Creating a new application and device is easy using the drg command-line tool. Installation instructions are on the drg installation page:

$ drg create application my-app
$ drg create device --app my-app my-device

The device registry in Drogue Cloud not only stores device information but can also reconcile with other services. Adding the following information makes it sync with TTN:

$ drg create application my-app --spec '{
    "ttn": {
            "api": {
                "apiKey": "...",
                "owner": "my-ttn-username",
            "region": "eu1"
            }
    }
}'
$ drg create --app my-app device my-device --spec '{
    "ttn": {
        "app_eui": "0123456789ABCDEF",
        "dev_eui": "ABCDEF0123456789",
            "app_key": "0123456789ABCDEF...",
        "frequency_plan_id": "...",
        "lorawan_phy_version": "PHY_V1_0",
            "lorawan_version": "MAC_V1_0"
    }
}'

This code creates a new TTN application, registers the device, sets up a webhook, creates the gateway configuration in Drogue Cloud, and ensures that credentials are present and synchronized.

Learn more in the LoRaWAN end-to-end workshop

Did that seem a bit fast?

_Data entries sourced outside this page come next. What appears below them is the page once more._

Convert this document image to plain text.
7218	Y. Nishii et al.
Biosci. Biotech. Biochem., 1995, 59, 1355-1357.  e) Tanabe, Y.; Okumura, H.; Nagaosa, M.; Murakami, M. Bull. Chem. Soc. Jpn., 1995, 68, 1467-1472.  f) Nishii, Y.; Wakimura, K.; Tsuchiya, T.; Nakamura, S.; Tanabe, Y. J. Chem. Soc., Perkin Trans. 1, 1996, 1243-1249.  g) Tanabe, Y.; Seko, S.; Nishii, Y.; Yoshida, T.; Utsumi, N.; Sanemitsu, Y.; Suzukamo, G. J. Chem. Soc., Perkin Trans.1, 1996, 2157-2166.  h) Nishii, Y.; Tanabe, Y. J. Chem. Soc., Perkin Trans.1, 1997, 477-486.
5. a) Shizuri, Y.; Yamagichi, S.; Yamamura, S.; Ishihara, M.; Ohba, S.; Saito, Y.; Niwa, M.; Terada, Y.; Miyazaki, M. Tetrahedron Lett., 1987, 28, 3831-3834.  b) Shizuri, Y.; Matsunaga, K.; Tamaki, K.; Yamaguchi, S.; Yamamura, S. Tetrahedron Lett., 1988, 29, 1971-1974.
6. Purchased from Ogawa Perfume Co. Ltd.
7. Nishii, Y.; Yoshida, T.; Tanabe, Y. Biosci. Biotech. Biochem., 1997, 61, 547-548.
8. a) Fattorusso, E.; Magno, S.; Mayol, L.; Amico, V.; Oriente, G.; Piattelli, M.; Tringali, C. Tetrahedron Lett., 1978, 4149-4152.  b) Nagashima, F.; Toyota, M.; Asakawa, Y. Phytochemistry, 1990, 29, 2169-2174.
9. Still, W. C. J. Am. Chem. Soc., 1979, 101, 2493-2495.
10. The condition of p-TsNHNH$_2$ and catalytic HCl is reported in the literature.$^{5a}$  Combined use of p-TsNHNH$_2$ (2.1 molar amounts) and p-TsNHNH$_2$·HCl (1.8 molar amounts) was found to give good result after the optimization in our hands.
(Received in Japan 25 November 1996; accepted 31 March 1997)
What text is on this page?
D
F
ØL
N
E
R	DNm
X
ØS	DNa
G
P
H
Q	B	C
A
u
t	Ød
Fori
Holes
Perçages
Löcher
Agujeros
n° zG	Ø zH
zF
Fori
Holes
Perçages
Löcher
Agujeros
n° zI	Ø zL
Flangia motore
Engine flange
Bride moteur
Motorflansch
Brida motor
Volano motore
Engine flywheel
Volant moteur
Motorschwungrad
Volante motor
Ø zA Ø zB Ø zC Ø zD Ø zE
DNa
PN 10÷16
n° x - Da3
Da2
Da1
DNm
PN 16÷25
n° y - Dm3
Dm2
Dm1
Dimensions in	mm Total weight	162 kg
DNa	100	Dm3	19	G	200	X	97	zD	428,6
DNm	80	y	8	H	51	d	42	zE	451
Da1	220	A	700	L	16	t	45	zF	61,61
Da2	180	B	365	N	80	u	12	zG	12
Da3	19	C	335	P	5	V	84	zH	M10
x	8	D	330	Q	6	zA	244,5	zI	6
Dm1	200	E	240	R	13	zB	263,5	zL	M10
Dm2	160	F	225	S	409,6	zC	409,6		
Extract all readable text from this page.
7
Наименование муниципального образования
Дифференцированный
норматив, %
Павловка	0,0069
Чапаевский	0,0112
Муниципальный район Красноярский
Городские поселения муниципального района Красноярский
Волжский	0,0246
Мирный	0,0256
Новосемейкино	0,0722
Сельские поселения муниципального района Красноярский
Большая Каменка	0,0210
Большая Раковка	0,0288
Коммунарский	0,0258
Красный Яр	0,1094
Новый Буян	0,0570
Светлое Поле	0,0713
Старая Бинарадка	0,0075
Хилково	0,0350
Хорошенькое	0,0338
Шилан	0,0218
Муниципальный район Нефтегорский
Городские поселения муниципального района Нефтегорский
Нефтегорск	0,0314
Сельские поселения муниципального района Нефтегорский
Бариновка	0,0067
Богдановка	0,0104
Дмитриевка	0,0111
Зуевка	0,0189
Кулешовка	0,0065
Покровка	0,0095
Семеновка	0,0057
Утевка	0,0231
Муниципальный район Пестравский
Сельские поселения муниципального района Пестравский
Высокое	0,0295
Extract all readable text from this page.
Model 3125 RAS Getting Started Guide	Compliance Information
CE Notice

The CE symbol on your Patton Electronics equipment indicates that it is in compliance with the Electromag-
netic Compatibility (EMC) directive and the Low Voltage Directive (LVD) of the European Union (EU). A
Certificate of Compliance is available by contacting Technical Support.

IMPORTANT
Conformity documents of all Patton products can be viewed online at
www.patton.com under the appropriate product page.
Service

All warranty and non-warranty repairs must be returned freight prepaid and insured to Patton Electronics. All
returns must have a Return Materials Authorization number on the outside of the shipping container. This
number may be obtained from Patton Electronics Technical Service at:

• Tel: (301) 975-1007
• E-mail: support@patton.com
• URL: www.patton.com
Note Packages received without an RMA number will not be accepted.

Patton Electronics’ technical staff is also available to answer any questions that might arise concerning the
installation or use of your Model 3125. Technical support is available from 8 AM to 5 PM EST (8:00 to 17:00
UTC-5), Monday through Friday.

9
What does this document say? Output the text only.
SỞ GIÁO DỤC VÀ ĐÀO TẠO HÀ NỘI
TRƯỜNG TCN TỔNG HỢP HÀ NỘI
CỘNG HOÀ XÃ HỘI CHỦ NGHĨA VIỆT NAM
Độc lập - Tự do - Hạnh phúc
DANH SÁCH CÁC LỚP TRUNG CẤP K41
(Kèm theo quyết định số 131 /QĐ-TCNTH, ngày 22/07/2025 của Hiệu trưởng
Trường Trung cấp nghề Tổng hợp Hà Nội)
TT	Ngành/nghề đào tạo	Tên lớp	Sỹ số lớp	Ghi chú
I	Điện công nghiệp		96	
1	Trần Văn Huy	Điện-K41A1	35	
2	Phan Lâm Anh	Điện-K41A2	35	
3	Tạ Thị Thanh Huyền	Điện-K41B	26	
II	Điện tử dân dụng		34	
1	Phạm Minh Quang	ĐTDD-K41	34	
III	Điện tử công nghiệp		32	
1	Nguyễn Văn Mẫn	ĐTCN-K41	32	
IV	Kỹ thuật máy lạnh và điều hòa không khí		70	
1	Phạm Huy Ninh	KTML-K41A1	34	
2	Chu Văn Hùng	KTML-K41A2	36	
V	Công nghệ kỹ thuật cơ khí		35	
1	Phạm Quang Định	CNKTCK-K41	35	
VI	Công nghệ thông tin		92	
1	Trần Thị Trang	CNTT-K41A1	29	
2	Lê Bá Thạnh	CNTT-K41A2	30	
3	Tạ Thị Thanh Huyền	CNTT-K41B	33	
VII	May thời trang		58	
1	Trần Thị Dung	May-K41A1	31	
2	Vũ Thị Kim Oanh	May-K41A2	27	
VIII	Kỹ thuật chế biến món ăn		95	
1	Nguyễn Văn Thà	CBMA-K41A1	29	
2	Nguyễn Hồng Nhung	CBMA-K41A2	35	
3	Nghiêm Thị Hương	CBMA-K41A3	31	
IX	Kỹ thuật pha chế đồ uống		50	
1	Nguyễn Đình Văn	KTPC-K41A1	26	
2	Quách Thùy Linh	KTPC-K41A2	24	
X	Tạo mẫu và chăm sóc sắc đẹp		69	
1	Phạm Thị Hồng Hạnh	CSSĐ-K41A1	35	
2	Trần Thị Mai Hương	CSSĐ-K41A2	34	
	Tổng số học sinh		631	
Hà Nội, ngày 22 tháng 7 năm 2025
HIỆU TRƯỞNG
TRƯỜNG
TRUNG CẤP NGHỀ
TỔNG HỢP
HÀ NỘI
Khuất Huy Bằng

Yes, indeed! This is a lot of information for a single article, so we focused on the essential parts. We put together everything you need to know in the LoRaWAN end-to-end workshop, which provides more detail and background information. By the end of that workshop, you should have a web front-end to control your device, as shown in Figure 2. Most importantly, you will have a solid foundation for creating your own applications on top of Drogue IoT.

A screenshot of the application displaying messages received from the device.
Figure 2: The application displays messages received from the device.